Each performance stock unit represents a contingent right to receive one share of common stock.
Each restricted stock unit represents a contingent right to receive one share of common stock.
On February 15, 2016, the Reporting Person was awarded 25,859 restricted stock units that were subject to a one-year Section 162(m) condition. On December 14, 2016, as part of the Section 280G mitigation actions, the Compensation Committee waived the Section 162(m) condition (acknowledging that the Company had earned the adjusted net income required to satisfy the Section 162(m) measure by the end of the third quarter of 2016) and approved the accelerated vesting on December 15, 2016 of the first 25% installment of the restricted stock units, which otherwise would have vested on February 15, 2017. The three remaining 25% installments of the restricted stock units will vest on the second, third and fourth anniversaries of the date of grant, as originally scheduled.
Includes restricted stock units that vest in four equal installments on: (i) the first four anniversaries of the following dates of grants: February 15, 2014, February 15, 2015, and February 15, 2016 (except that the vesting of each installment originally scheduled to occur on February 15, 2017 was accelerated to December 15, 2016); (ii) on the first four anniversaries of February 15, 2017; and (iii) the first four anniversaries of February 15, 2018.

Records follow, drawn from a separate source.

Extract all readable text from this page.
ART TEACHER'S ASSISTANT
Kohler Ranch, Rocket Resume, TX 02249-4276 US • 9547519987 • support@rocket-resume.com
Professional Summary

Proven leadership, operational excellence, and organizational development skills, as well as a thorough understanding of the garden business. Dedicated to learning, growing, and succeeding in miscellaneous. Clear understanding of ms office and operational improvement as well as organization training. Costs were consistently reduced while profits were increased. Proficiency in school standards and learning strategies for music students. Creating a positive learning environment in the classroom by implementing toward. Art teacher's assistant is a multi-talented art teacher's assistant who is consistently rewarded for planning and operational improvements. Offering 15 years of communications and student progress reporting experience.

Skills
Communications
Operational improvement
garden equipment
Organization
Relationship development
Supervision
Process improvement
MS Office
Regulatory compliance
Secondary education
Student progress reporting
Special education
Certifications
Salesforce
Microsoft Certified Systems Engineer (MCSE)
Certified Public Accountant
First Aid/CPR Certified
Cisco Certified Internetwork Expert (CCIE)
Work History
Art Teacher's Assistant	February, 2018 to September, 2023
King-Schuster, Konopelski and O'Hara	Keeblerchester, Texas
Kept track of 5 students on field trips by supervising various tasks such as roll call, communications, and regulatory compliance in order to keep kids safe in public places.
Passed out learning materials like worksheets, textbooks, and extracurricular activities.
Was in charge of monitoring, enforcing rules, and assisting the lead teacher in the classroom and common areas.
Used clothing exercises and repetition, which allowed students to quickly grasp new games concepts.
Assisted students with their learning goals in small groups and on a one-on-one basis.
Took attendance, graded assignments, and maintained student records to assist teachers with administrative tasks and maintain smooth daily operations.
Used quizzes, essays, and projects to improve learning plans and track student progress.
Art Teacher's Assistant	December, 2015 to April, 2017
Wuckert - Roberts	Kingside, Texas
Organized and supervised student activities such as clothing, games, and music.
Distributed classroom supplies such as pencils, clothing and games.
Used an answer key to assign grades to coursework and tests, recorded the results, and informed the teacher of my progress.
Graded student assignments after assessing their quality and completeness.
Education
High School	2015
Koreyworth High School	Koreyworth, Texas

These restricted stock units vest in four equal installments on the first four anniversaries of the date of grant, February 15, 2016, except that the vesting of the first installment was accelerated to December 15, 2016 from February 15, 2017 by the Compensation Committee as part of the Section 280G mitigation actions.
These restricted stock units vest in four equal installments on the first four anniversaries of the date of grant, February 15, 2014, except that the vesting of the third installment was accelerated to December 15, 2016 from February 15, 2017 by the Compensation Committee as part of the Section 280G mitigation actions.
These restricted stock units vest in four equal installments on the first four anniversaries of the date of grant, February 15, 2015, except that the vesting of the second installment was accelerated to December 15, 2016 from February 15, 2017 by the Compensation Committee as part of the Section 280G mitigation actions.